A spokesperson for Minor League Baseball said the goal is to make sure it keeps all 160 teams it currently has in its system – including New York organizations like the Auburn Doubledays, Batavia Muckdogs, Binghamton Rumble Ponies and Staten Island Yankees.
He also acknowledged those teams could be threatened by a proposal from the major leagues but said negotiations are still in the early stages.
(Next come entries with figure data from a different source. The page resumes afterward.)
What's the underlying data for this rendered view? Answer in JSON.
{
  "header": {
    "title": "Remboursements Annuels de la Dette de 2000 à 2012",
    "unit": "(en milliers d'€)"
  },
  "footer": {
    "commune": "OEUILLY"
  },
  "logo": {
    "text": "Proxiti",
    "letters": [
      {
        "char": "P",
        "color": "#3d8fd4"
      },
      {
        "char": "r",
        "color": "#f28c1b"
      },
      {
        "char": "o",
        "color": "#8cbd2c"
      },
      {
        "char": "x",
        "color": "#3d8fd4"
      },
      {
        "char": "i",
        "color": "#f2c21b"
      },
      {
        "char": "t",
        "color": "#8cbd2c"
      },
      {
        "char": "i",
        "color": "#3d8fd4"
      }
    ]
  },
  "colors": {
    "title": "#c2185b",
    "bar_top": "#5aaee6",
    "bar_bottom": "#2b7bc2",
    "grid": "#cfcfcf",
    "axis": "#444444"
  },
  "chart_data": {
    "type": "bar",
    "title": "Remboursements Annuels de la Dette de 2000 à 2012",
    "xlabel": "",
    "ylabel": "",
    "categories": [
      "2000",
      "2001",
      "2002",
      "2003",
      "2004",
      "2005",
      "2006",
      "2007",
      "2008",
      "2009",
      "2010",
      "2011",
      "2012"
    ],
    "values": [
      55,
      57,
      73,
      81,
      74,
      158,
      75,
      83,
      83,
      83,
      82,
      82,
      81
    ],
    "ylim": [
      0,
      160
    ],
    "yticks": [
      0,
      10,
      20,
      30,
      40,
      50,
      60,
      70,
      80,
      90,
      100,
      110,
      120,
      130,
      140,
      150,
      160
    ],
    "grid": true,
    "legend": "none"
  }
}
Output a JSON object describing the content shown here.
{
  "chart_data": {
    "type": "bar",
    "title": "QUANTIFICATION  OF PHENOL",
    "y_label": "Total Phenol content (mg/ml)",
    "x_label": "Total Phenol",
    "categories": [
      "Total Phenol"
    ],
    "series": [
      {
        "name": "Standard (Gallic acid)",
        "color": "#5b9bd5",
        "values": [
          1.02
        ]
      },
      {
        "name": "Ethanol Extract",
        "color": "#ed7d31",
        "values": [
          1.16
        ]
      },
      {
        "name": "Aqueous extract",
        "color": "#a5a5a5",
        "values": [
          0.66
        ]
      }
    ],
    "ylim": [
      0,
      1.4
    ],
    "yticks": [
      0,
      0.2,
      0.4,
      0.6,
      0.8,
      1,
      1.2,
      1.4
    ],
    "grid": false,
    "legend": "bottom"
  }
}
MLB and MiLB are meeting in Dallas to begin face to face negotiations of the Professional Baseball Agreement (PBA) that ties the two systems together.
Minor League spokesperson Jeff Lantz confirmed leaked reports of an MLB proposal which would contract the minors is true.
“The good news is we’ve got plenty of time to negotiate a deal and this was just the very first proposal that will be, it will be one of several that goes back and forth on both sides I’m sure,” Lantz said.
The current deal runs through the 2020 season but in 2021 MLB proposed de-affiliating 42 minor league teams from big league clubs. Those downgraded teams included the Doubledays, Muckdogs, Rumble Ponies, and Staten Island Yankees.
“We don’t want to envision losing any of our ball clubs,” Lantz said. “They all have value in their communities. They mean a lot to the people in each of those cities and we’re going to do everything we can to keep baseball in all those markets.”